Voilà, en effet, une deuxième particularité de ce suspense. À l'origine, c'est sous forme que roman-feuilleton que fut publiée cette histoire, vers 1929-1930. Admirateur d'Edgar Poe et des classiques du roman policier occidental, l'auteur en utilise les codes, adaptés à la culture japonaise. Surtout, on remarque une tonalité narrative très fluide, moins lourde que dans beaucoup de "feuilletons" d'alors. D'ailleurs, le héros Minoura s'adresse aux lecteurs, témoignant sur le mode "Vous n'allez pas y croire, bien que tout soit vrai".
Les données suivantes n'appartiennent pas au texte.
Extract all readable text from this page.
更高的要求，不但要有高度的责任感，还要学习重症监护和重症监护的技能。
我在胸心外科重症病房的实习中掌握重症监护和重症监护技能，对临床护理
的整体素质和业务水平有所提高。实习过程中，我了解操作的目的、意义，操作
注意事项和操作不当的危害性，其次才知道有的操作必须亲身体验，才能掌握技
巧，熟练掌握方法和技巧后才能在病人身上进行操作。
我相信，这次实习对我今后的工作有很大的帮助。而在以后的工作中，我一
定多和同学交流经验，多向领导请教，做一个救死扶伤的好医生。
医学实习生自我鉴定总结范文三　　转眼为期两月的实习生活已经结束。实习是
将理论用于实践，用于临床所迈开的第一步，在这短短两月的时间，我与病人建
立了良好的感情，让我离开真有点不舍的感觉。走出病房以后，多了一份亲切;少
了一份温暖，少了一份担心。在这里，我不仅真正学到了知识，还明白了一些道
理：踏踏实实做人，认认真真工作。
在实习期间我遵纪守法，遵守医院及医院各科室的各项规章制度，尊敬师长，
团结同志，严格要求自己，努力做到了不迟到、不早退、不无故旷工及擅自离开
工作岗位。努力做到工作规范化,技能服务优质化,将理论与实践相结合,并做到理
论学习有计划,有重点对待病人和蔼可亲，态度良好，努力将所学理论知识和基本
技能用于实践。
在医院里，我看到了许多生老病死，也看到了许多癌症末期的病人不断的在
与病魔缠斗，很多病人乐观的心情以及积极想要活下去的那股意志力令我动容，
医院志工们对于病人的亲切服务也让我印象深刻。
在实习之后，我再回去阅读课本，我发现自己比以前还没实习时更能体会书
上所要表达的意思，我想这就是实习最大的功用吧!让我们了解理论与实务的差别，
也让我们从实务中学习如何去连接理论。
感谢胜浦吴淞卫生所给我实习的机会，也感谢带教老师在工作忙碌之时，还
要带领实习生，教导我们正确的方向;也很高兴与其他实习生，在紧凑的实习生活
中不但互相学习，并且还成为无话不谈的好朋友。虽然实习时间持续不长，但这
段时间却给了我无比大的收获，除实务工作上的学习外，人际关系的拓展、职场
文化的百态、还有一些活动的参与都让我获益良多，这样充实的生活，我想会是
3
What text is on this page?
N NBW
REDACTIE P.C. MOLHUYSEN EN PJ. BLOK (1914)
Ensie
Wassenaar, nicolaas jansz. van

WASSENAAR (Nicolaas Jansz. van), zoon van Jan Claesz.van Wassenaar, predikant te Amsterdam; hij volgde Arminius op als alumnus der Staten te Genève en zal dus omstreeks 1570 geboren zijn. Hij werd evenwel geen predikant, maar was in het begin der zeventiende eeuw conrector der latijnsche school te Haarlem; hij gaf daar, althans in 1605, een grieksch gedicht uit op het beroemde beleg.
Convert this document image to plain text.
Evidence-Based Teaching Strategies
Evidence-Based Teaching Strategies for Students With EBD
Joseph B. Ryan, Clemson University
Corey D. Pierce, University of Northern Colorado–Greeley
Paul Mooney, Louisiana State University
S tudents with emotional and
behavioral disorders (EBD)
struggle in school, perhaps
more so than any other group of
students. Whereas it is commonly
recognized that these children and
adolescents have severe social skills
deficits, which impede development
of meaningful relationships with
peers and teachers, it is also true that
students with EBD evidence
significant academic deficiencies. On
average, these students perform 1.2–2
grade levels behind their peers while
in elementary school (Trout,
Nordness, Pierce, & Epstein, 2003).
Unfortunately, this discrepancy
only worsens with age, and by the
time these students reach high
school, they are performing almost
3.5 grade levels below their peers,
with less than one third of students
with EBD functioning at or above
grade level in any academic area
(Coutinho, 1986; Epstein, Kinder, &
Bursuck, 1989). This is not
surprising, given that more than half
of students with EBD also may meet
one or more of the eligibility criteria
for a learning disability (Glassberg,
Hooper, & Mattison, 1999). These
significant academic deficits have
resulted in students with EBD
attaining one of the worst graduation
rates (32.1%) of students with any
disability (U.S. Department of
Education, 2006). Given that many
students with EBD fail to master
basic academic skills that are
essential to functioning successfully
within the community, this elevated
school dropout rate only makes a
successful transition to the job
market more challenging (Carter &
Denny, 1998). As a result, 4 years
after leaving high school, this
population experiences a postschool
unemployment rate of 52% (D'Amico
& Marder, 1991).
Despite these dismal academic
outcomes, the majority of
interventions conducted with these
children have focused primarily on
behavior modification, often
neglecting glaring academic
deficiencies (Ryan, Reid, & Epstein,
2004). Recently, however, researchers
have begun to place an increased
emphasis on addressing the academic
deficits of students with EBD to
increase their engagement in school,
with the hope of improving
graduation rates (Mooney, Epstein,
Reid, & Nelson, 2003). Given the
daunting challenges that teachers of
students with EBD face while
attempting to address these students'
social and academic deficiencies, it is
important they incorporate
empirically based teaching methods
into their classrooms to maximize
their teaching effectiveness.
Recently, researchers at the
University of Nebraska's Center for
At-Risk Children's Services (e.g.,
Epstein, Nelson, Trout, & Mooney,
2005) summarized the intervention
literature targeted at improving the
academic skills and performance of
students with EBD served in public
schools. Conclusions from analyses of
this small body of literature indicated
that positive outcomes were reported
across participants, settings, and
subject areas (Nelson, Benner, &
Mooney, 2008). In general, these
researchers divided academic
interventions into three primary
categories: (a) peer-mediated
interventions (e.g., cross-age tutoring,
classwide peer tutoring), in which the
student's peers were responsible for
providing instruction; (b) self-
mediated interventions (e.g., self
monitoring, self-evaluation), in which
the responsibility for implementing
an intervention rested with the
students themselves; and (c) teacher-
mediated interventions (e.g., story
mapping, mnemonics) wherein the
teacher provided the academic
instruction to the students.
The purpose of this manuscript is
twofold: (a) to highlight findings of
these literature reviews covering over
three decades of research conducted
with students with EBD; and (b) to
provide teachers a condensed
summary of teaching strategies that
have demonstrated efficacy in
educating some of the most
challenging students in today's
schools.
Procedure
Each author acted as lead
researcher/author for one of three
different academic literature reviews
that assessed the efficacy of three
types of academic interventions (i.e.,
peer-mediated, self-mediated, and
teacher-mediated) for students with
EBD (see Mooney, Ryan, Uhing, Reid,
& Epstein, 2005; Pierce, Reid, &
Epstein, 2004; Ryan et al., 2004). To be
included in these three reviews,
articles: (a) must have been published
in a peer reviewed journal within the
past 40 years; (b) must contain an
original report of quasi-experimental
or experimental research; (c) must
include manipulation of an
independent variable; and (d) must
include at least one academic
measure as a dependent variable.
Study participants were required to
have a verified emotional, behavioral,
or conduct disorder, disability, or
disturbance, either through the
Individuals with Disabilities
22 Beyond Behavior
L'ambiance est chargée de mystère, dans cette enquête avec une touche de fantastique. Çà et là, on trouve des allusions aux œuvres des maîtres du genre policier (et à un roman de H.G.Wells). Si l'érotisme est évité, Edogawa Ranpo paraît indiquer que l'homosexualité n'est pas si taboue dans la société japonaise de l'époque. Il entraîne ses personnages dans des tribulations riches en énigmes et en péripéties, des aventures mouvementées et dangereuses. Une intrigue impeccablement construite, pour un roman d'une indéniable qualité supérieure.